La famosa parábola del fariseo y el publicano, es probablemente la mejor descripción que hace Jesus sobre cómo el orgullo pervive en nosotros durante nuestros años de mayor madurez. El fariseo, villanizado en esta historia, esta precisamente orgulloso de su madurez espiritual y humana. Ese es el sutil orgullo del cual nos es casi imposible librarnos. A medida que maduramos, moral y religiosamente, es casi imposible que no compararse con otros que están sifriendo, y no sentir una cierta presunción de que nosotros no somos como ellos, y un cierto desdén por su condición. Los autores espirituales a menudo describen el problema de esta manera: El orgullo en la persona madura toma la forma de negarse a ser pequeños ante Dios y se niega a reconocer adecuadamente nuestra interconexión con los demás. Es un rechazo a aceptar nuestra propia pobreza, es decir, reconocer que estamos de pie ante Dios y ante los demás con las manos vacías, y que todo lo que tenemos y hemos logrado, ha llegado a nosotros por pura gracia más que por nuestros propios esfuerzos.

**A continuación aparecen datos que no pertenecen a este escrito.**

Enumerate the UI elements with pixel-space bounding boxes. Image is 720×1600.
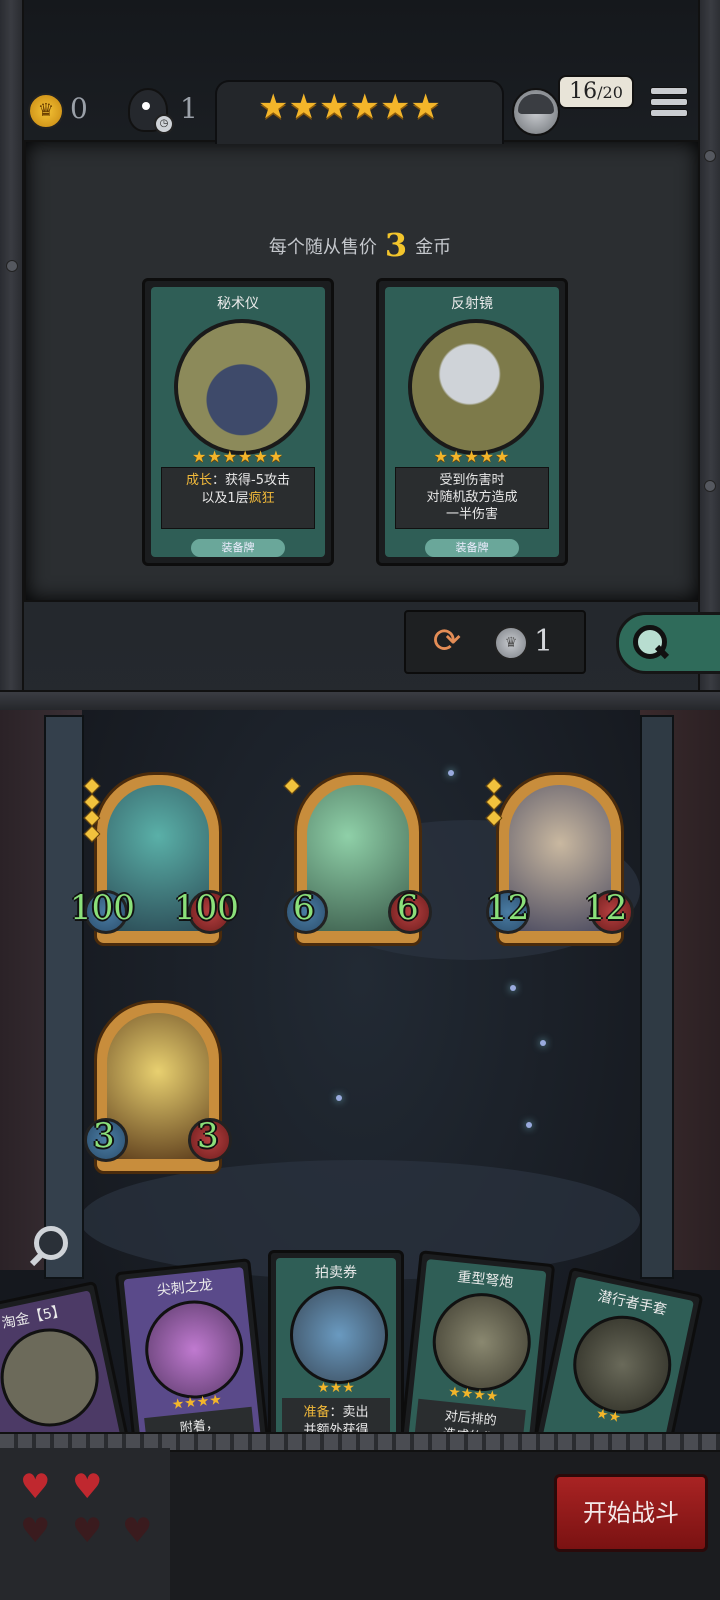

Durante nuestra adultez el orgullo a menudo se disfraza de humildad, lo cual es una estrategia para seguir realzándose. Se requiere aceptar de corazón la invitación de Jesús: ¡El que quiera ser el primero, sea el último y el servidor de todos! Luego, a medida que vamos tomando el último lugar y sirviendo, no podemos dejar de sentir complacencia con nosotros mismos, y nos damos cuenta en secreto de que nuestra humildad es en realidad una superioridad y algo por lo que más tarde seremos reconocidos y admirados.

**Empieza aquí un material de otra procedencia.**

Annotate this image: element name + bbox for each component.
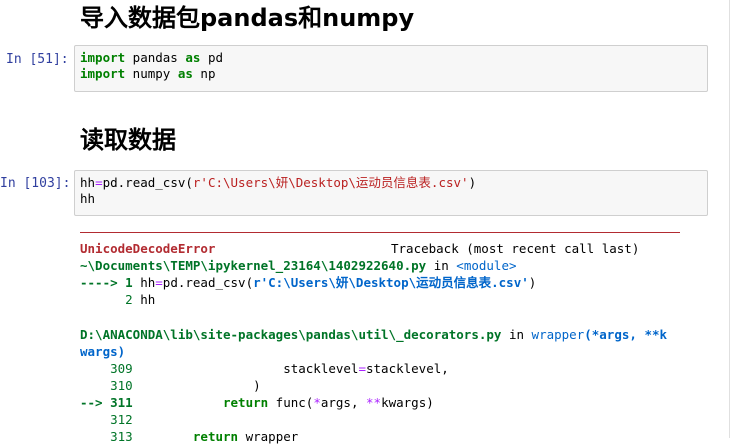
traceback-divider — [80, 232, 680, 233]
traceback-frame2-line-312: 312 — [80, 412, 133, 427]
traceback-frame2-line-311: --> 311 return func(*args, **kwargs) — [80, 395, 434, 410]
traceback-frame2-line-309: 309 stacklevel=stacklevel, — [80, 361, 449, 376]
traceback-frame2-line-310: 310 ) — [80, 378, 261, 393]
code-line: import pandas as pd — [80, 50, 224, 65]
traceback-frame2-path-line: D:\ANACONDA\lib\site-packages\pandas\uti… — [80, 327, 668, 342]
cell-prompt-51: In [51]: — [6, 52, 69, 67]
code-cell-read-csv[interactable]: hh=pd.read_csv(r'C:\Users\妍\Desktop\运动员信… — [74, 170, 708, 216]
code-line: import numpy as np — [80, 66, 216, 81]
markdown-heading-import: 导入数据包pandas和numpy — [80, 4, 415, 32]
traceback-frame1-path-line: ~\Documents\TEMP\ipykernel_23164\1402922… — [80, 258, 517, 273]
traceback-frame1-code-line: ----> 1 hh=pd.read_csv(r'C:\Users\妍\Desk… — [80, 275, 537, 290]
markdown-heading-read: 读取数据 — [80, 126, 176, 154]
traceback-frame2-line-313: 313 return wrapper — [80, 429, 299, 444]
code-line: hh — [80, 191, 96, 206]
cell-prompt-103: In [103]: — [0, 176, 71, 191]
traceback-header: UnicodeDecodeError — [80, 241, 216, 256]
traceback-header-right: Traceback (most recent call last) — [391, 241, 640, 256]
code-cell-imports[interactable]: import pandas as pd import numpy as np — [74, 45, 708, 92]
traceback-frame2-path-wrap: wargs) — [80, 344, 126, 359]
code-line: hh=pd.read_csv(r'C:\Users\妍\Desktop\运动员信… — [80, 175, 477, 190]
notebook-right-border — [729, 0, 730, 438]
traceback-frame1-line2: 2 hh — [80, 292, 156, 307]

Además, a medida que maduramos, el orgullo adquirirá su rostro más noble: empezamos a hacer las cosas bien por las razones correctas, aparentemente, aunque a menudo nos engañamos a nosotros mismos, ya que, al final, seguimos haciéndolo al servicio de nuestro propio orgullo. Nuestra motivación hacia la generosidad es a menudo inspirada más por el deseo de sentirnos bien con nosotros mismos, que por verdadero amor hacia los demás. Por ejemplo, un número de veces durante mis años de ministerio, he tenido la tentación de mudarme al centro de la ciudad, para vivir entre los pobres, como un signo de mi compromiso con la justicia social. Un buen director espiritual me hizo caer en la cuenta, al menos en mi caso, que tal medida, sin duda, haría mucho más por mí que por los pobres. Mi cambio me haría sentir bien, mejoraría mi estatus entre mis colegas, y quedaría maravilloso en mi curriculum vitae, pero no haría mucho por los pobres, a menos que yo cambiara más radicalmente mi vida y ministerio. En última instancia, serviría a mi orgullo más de lo que serviría a los pobres.

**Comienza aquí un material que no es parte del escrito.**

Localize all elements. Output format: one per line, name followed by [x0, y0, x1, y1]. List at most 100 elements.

Ruth Burrows advierte que esta misma dinámica se sostiene en términos de nuestra motivación para la oración y la generosidad. Así, escribe: "La forma en que nos preocupamos del fracaso espiritual, la incapacidad de orar, las distracciones, pensamientos feos y las tentaciones de las cuales nos podemos deshacer… no es porque defraudemos a Dios, porque no lo es, sino es porque no somos tan hermosos como nos gustaría ser ".
Y el orgullo sutil, invariablemente, lleva consigo el juzgar condescendientemente a los demás. Esto lo vemos con mayor fuerza tal vez en el período inmediatamente después de la primera conversión, cuando como jóvenes amantes, los recientes conversos religiosos y neófitos en el servicio y la justicia, todavía atrapados en el fervor emocional de la luna de miel, piensan que solo ellos saben cómo relacionarse con otros, con Jesús, y con los pobres. El fervor es admirable, sin embargo, el orgullo siempre genera un par de hijos horribles: la arrogancia y el elitismo.
El orgullo está íntimamente ligado a nuestra naturaleza y en parte es saludable, sin embargo, el mantenerlo sano es una lucha moral de toda la vida.